Głównymi bohaterami powieści są Anna i Aron, którzy są rodzeństwem bardzo ze sobą zżytym i kochającym się. Aron podjął się opieki swojej siostrzyczki, stał się jej opiekunem i obrońcą, dzięki czemu Ania czuła się przez kogoś kochana. Ich więź emocjonalna była bardzo silna, nawet nierozerwalna. Ich dzieciństwo było okropne. Od początku byli narażeni na niepowodzenia, smutki, stres, także nie mieli idealnego i przyjemnego dzieciństwa. Ojciec nie żył, a matka popadła w depresję, z której leczyła się kilka lat, nie przejmując się swoimi dziećmi. Pod opiekę wzięła je ciotka Gabrysia. Kobieta w ogóle nie miała doświadczenia w wychowywaniu dzieci, a co gorsze, w ogóle nie chciała ich mieć. Na domiar tego wszystkiego, Gabrysia mieszkała z swoim chłopakiem Andrzejem, który pozwalał sobie na o wiele za dużo w stosunku do rodzeństwa. Dzieci, a w szczególności Aron, były przez niego poniżane, krzywdzone i bite. Czas jaki spędziły dzieci w domu Gabrysi był dla nich czasem tragedii, smutku i żalu. Wychowywały się w stresie i w niezrozumieniu.

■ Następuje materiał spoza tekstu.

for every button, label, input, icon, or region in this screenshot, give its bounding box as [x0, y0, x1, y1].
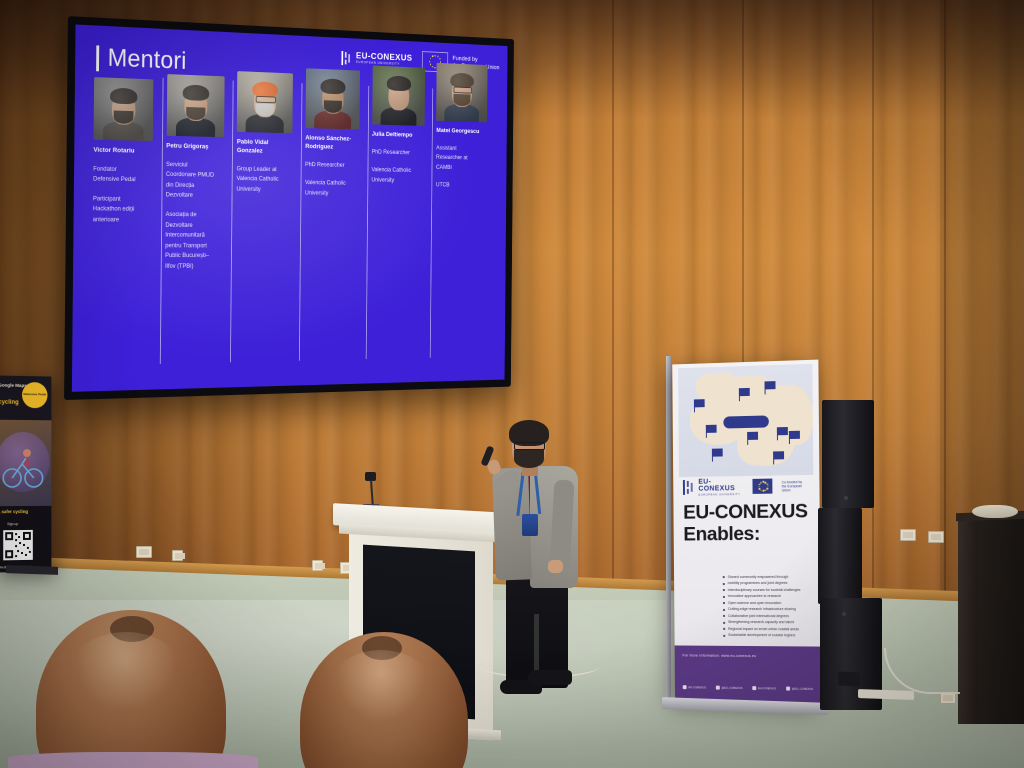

Tylko po części nakreśliłam fabułę powieść Małgorzaty Wardy, ponieważ nie chciałabym zdradzać całej historii, ale proszę mi wierzyć, że to dopiero początek. Książka wstrząsnęła mną i zrobiła na mnie piorunujące wrażenie. Jestem bardzo wrażliwa na ból, krzywdę i poniżanie, a tym bardziej jeśli dotyczy to małych i niczemu winnych dzieci. Dlatego też, ta historia na długo zostanie w mojej głowie i w moim sercu. Jest to książka, którą powinni przeczytać wszyscy. Niektórzy po to, aby przestali być obojętni wobec innych, aby poznali dramaty jakie dzieją się czasami w domu sąsiadów. A dla jeszcze innych żeby może zmienili coś w swoim życiu i pamiętali o tym, że nigdy nie są sami w tragedii jaka ich dotyka.
Autorka doskonale opisała patologie, takie jak przemoc w domu, agresja, znęcanie się psychiczne, lekomania i molestowanie seksualne, jakie dzieją się w rodzinach. Bohaterowie tej powieści są świetnie opisani, bardzo prawdziwie, nie są też przekolorowani. To jak przeżywają daną chwilę, autorka opisała bardzo przejmująco, aż czuje się dreszcz na szyi i ból w sercu, że krzywda spotyka małe dzieci.
Powieść wzrusza, porusza i skłania do refleksji. Książka o trudnym i prawdziwym życiu obok, której nie wolno przejść obojętnie.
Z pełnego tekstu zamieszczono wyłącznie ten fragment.